CAPILARÍASE HEPÁTICA EM RATO DE TELHADO (RATTUS RATTUS) E O RISCO QUE REPRESENTA A SAÚDE PÚBLICA.
Maria Jeovânia Freire de Almeida-silva*1.;.; Cláudia Del Fava*1.; Márcia Maria Rebouças*1 Ana Eugênia de Carvalho Campos*1. *1Centro de Pesquisa e Desenvolvimento de Sanidade Animal e vegetal Instituto Biológico, Av. Conselheiro Rodrigues Alves 1252, Bairro Vila Mariana, CEP 04014-002, São Paulo/SP/Brasil; E-mail: biojeovana@yahoo.com.br
RESUMO
Capilariase hepática foi descrita pela primeira vez em 1850, no fígado de um rato segundo, Cross (1998).

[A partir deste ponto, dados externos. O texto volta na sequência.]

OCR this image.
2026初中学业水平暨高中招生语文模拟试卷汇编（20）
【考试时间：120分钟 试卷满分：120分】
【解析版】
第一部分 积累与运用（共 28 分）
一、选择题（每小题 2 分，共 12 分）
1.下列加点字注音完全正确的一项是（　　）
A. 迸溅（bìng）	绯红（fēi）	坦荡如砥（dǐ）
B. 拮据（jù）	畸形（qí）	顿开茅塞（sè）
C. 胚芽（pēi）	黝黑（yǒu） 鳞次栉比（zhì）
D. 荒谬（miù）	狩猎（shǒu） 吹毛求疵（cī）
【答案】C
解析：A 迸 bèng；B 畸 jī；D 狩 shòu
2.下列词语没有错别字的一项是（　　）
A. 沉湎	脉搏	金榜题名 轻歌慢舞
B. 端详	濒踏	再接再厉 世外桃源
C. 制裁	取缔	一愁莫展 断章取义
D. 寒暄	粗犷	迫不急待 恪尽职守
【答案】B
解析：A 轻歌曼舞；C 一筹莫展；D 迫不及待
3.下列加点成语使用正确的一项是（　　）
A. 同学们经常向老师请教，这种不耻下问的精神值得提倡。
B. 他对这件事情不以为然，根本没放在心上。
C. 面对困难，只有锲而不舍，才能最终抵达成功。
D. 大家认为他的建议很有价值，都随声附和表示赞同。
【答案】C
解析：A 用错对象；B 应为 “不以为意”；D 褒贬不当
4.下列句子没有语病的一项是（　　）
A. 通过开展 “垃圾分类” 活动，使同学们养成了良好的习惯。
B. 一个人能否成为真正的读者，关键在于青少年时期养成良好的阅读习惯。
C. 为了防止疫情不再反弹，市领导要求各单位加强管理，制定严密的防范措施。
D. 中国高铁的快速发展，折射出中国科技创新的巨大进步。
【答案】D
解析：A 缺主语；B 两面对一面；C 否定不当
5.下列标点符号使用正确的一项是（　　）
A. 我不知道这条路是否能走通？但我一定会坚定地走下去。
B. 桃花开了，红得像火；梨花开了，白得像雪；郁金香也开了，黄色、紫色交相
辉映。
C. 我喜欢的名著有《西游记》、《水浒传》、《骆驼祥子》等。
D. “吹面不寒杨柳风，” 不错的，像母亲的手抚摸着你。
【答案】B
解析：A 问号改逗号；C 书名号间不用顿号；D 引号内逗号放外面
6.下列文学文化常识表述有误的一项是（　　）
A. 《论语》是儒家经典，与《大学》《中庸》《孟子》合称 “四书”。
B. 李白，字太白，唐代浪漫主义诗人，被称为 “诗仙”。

O objetivo do presente trabalho é registrar a ocorrência de Capilaria hepática em fígados de ratos de telhados (Rattus rattus), demonstrando o perigo da presença desse parasito para a saúde pública. Observou-se ao exame microscópio que o fígado apresentava parasitas com cápsula de tecido conjuntivo e infiltrado mononuclear sendo que dos 28 animais necropsiados 24 estavam positivos. Pelos resultados obtidos apreende-se a importância do encontro desse parasito em ratos que frequentam residências e estabelecimentos comerciais pondo em risco as pessoas que moram ou trabalham nesses locais.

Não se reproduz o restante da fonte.